Efficient data structure for a leaderboard, i.e., a list of records (name, points) - Efficient Search(name), Search(rank) and Update(points)

Sachin Joseph picture Sachin Joseph · Aug 9, 2014 · Viewed 7.8k times · Source

Please suggest a data structure for representing a list of records in memory. Each record is made up of:

  • User Name
  • Points
  • Rank (based on Points) - optional field - can be either stored in the record or can be computed dynamically

The data structure should support implementation of the following operations efficiently:

  1. Insert(record) - might change ranks of existing records
  2. Delete(record) - might change ranks of existing records
  3. GetRecord(name) - Probably a hash table will do.
  4. GetRecord(rank)
  5. Update(points) - might change ranks of existing records

My main problem is efficient implementation of GetRecord(rank), because ranks can change frequently.

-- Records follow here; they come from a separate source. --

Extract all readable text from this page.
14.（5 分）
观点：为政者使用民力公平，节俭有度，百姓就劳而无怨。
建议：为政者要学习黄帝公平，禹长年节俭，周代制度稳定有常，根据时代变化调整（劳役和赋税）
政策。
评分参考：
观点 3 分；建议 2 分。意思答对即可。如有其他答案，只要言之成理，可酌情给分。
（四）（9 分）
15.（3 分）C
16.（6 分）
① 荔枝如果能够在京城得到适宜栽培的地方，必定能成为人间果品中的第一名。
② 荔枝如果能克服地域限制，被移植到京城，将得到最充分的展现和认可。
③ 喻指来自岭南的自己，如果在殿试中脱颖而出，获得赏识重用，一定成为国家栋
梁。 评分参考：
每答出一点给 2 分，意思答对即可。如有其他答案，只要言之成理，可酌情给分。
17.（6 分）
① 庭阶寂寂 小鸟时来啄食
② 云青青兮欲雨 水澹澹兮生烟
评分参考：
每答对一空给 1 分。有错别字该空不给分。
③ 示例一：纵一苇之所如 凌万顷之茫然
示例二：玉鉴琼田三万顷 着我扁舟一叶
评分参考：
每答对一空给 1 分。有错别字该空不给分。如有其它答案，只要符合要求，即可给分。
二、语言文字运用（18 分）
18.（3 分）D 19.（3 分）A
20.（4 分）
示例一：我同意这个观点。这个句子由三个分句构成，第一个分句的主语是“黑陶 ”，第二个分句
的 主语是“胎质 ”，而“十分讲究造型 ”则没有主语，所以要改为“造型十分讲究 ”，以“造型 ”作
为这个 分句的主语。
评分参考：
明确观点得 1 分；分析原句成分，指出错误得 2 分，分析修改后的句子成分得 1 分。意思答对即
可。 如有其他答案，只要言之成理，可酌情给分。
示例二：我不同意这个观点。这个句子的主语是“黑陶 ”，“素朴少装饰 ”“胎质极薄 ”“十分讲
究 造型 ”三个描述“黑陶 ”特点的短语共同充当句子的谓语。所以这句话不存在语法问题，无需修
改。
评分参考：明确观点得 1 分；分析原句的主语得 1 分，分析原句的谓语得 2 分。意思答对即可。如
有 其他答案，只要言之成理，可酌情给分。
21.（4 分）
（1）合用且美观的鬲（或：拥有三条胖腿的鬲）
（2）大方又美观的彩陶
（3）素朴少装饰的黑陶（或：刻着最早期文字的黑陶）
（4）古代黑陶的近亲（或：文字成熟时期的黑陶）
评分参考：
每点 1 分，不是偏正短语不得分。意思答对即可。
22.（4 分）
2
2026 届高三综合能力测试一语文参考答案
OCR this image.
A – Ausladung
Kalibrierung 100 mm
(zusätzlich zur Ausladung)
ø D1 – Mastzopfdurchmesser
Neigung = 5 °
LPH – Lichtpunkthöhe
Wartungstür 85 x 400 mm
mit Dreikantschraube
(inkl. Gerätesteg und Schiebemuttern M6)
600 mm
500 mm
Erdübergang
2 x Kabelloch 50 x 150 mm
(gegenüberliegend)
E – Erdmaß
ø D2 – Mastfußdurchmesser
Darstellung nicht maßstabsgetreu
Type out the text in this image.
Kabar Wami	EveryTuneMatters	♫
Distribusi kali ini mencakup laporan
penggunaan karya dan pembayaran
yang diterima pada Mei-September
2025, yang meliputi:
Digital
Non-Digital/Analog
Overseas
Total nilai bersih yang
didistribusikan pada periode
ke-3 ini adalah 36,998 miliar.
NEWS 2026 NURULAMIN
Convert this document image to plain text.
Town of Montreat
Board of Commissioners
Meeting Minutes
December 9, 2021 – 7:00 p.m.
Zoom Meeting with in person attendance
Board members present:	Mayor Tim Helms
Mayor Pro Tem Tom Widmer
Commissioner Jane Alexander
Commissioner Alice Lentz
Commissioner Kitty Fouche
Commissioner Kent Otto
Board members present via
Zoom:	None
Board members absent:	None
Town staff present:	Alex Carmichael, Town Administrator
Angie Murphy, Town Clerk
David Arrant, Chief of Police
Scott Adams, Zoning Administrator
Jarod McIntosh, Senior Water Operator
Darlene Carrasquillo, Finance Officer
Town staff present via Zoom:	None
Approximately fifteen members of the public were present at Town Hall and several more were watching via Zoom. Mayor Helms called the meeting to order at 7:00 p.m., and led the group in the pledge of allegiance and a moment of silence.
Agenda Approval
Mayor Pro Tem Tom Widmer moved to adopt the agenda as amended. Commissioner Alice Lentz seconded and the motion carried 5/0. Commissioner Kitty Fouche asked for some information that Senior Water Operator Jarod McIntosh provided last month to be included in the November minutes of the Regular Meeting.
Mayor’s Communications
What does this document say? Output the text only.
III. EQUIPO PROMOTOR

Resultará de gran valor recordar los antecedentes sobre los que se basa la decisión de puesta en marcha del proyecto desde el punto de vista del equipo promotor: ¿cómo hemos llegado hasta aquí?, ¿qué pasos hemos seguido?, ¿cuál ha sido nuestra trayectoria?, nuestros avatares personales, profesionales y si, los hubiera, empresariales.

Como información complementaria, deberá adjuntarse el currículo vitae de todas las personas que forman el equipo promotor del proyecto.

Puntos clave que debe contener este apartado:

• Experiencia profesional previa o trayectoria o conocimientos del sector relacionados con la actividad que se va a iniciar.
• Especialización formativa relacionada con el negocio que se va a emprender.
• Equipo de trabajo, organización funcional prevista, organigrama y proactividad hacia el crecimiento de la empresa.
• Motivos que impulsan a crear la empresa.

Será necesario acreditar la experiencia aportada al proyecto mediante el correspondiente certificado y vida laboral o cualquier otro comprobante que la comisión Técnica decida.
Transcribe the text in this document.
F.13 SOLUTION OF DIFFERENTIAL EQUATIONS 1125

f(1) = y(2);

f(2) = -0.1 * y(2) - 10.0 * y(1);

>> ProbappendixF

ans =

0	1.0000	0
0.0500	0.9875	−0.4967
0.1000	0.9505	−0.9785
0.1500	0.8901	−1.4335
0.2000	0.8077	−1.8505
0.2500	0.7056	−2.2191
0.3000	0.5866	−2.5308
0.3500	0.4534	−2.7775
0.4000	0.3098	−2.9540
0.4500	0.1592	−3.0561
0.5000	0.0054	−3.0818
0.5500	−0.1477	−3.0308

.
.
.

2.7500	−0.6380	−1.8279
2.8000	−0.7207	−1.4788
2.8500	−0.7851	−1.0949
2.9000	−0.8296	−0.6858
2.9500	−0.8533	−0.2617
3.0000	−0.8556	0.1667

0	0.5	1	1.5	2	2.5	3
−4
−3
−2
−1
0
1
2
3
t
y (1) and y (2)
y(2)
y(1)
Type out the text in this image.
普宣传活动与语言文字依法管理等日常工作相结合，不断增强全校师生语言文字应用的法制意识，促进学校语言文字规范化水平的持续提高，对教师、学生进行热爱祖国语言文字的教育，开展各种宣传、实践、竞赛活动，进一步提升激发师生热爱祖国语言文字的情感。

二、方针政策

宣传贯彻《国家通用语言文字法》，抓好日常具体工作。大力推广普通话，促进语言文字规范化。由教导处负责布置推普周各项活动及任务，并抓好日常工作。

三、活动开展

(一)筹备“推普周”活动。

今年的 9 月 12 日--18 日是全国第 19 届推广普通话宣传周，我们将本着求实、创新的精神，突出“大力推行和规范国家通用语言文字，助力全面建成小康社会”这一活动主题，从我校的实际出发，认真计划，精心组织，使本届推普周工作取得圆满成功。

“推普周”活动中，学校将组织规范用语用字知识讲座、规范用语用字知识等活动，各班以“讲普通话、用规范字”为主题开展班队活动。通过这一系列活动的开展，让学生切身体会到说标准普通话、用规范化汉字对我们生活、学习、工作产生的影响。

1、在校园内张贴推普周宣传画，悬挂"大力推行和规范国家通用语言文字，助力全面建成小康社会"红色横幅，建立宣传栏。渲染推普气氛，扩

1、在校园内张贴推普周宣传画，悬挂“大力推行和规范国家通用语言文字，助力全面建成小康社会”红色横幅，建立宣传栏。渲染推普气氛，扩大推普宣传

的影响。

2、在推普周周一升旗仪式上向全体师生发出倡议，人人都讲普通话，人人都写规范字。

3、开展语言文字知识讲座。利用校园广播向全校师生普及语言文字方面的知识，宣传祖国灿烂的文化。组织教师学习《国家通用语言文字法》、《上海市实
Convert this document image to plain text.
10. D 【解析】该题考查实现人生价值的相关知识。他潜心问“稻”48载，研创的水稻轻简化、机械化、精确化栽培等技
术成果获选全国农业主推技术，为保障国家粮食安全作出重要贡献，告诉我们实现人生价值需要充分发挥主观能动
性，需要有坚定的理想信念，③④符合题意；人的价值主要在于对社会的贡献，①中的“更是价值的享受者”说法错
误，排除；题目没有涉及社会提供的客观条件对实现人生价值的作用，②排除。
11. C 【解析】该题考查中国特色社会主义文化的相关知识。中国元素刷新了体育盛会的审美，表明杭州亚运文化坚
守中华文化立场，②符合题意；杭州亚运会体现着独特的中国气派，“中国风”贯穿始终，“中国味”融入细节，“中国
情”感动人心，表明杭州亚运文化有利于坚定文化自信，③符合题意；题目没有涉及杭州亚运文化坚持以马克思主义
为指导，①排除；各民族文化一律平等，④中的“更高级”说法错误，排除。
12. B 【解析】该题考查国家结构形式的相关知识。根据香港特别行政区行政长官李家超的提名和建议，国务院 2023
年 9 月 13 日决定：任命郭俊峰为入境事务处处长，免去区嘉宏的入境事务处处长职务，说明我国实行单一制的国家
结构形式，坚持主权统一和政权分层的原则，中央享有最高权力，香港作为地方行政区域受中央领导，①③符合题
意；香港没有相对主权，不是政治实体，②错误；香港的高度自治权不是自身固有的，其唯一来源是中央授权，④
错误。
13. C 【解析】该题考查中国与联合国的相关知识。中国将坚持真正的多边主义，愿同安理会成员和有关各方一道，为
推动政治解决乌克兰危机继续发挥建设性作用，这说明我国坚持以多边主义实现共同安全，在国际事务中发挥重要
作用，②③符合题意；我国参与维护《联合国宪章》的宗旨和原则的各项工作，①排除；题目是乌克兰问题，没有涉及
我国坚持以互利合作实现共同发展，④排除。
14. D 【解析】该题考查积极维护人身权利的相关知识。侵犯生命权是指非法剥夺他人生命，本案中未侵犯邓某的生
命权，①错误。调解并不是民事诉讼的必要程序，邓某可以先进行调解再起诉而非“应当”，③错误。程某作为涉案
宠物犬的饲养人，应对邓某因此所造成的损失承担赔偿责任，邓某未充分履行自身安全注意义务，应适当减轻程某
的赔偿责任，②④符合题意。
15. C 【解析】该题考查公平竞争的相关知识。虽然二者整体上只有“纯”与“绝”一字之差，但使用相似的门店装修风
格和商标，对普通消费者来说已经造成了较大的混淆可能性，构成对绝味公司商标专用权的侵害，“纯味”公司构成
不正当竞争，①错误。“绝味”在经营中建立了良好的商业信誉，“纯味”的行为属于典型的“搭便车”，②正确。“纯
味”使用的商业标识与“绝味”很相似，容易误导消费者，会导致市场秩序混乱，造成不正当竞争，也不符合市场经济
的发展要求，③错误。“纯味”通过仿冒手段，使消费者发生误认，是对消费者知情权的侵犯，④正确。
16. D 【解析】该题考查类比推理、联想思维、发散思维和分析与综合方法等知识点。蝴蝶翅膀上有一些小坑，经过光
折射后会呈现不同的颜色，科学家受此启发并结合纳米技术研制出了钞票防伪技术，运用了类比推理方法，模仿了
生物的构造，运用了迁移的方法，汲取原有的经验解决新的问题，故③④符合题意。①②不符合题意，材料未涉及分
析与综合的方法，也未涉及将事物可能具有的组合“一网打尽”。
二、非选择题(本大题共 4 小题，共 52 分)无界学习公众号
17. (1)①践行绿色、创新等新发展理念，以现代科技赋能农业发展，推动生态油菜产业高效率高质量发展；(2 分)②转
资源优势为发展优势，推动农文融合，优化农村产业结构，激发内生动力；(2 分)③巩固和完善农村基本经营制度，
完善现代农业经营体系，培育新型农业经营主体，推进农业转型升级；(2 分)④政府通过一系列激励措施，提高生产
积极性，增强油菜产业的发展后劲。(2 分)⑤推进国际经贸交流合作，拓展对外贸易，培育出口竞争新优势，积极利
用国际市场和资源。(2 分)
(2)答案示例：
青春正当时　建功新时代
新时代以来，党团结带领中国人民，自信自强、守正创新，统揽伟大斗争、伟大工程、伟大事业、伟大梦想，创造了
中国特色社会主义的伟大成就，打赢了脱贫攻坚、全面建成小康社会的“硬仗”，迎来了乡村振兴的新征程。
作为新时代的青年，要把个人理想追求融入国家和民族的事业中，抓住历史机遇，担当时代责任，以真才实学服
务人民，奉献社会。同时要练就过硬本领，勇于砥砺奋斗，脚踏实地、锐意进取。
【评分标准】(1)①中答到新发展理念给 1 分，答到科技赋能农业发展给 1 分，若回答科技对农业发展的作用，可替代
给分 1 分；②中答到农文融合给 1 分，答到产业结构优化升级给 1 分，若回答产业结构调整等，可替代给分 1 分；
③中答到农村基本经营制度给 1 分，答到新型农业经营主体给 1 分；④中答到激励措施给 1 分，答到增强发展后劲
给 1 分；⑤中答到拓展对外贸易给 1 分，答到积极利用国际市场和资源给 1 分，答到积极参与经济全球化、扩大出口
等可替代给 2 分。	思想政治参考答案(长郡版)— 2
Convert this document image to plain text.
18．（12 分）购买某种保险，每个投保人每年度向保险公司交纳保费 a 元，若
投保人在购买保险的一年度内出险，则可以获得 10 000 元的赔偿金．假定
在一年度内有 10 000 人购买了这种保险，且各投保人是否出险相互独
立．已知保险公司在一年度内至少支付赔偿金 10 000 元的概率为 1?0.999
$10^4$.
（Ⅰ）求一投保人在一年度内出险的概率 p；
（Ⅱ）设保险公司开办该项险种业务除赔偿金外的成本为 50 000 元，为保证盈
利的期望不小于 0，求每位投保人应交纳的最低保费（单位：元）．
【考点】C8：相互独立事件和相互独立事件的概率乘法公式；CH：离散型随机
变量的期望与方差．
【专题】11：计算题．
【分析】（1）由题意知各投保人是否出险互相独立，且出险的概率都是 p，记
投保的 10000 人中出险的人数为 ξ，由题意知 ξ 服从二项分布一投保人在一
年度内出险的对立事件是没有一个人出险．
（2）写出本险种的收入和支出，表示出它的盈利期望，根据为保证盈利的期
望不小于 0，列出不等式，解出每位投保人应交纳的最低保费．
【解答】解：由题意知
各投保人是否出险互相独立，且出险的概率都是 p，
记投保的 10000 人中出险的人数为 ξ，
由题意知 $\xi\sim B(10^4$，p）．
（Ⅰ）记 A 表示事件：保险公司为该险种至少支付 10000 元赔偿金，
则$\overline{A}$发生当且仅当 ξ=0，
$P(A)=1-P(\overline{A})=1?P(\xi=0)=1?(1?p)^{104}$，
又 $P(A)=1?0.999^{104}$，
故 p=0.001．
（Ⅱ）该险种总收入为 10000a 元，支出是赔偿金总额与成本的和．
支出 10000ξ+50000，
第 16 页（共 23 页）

I guess an in-memory DBMS would be a good solution, but please don't suggest it; please suggest a data structure.

Answer

chepner picture chepner · Aug 11, 2014

Basically, you'll just want a pair of balanced search trees, which will allow O(lg n) insertion, deletion, and getRecord operations. The trick is that instead of storing the actual data in the trees, you'll store pointers to a set of record objects, where each record object will contain 5 fields:

  1. user name
  2. point value
  3. rank
  4. pointer back to the node in the name tree that references the object
  5. pointer back to the node in the point tree that references the object.

The name tree is only modified when new records are added and when records are deleted. The point tree is modified for insertions and deletions, but also for updates, where the appropriate record is found, has its point-tree pointer removed, its point count updated, then a new pointer added to the point-tree.

As you mention, you can use a hash table instead for the name tree if you like. The key here is that you simply maintain separate sorted indexes into a set of otherwise unordered records that themselves contain pointers to their index nodes.


The point tree will be some variation on an order statistic tree, which rather than being a specific data structure, is an umbrella term for a binary search tree whose operations are modified to maintain an invariant which makes the requested rank-related operations more efficient than walking the tree. The details of how the invariants are maintained depend on the underlying balanced search tree (red-black tree, avl tree, etc) used.